Chapter VI · Trials
Rule 52. Findings by the Court
(a) Findings. In all actions tried upon the facts without a jury or with an advisory jury, the Superior Court justice or, if an electronic recording was made in the District Court, the District Court judge, shall, upon the request of a party made as a motion within 7 days after the statement of the decision in open court, or the entry of the decision or judgment on the docket, whichever comes first, or may upon its own motion, find the facts specially and state separately its conclusions of law. Such findings and conclusions may be made in summary form and may be made orally, provided that, in every action for termination of parental rights, the court shall make specific findings of fact and state its conclusions of law thereon as required by 22 M.R.S. § 4055. If an opinion or memorandum of decision is filed, it will be sufficient if the findings of fact and conclusions of law appear therein. Any motion made pursuant to Rule 52(a) must include the proposed findings of fact and conclusions of law requested. The court is not required to make findings of fact and conclusions of law on decisions of motions under Rules 12 or 56, or in small claims actions.
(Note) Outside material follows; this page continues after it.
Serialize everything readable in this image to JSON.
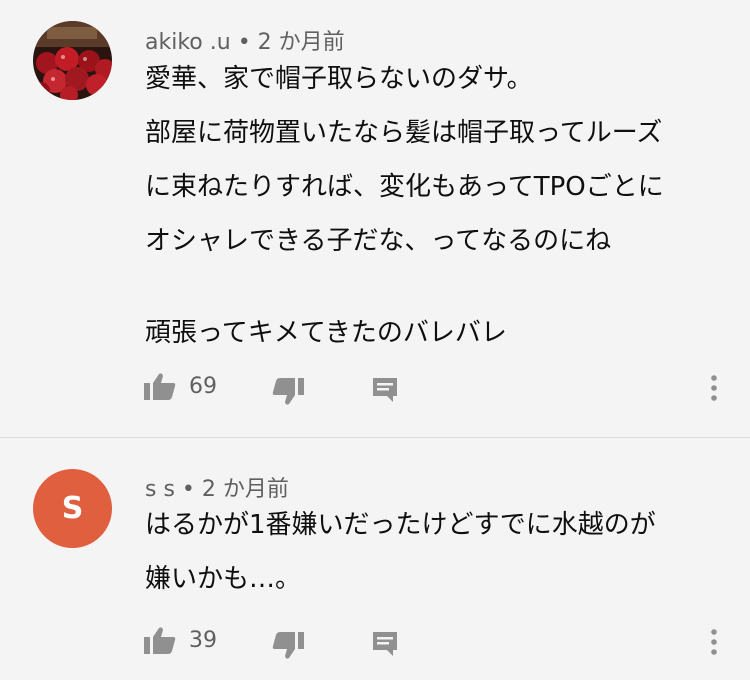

(b) Amended or Additional Findings. The court may, upon motion of a party filed not later than 14 days after entry of judgment, amend its findings or make additional findings and may amend the judgment if appropriate. The motion may be made with a motion for a new trial or a motion to alter or amend the judgment pursuant to Rule 59. Any motion made pursuant to Rule 52(b) must include the proposed findings of fact and conclusions of law requested.
(c) Effect. Findings of fact shall not be set aside unless clearly erroneous, and due regard shall be given to the opportunity of the trial court to judge the credibility of the witnesses. The findings of a referee, to the extent that the court adopts them, shall be considered as the findings of the court.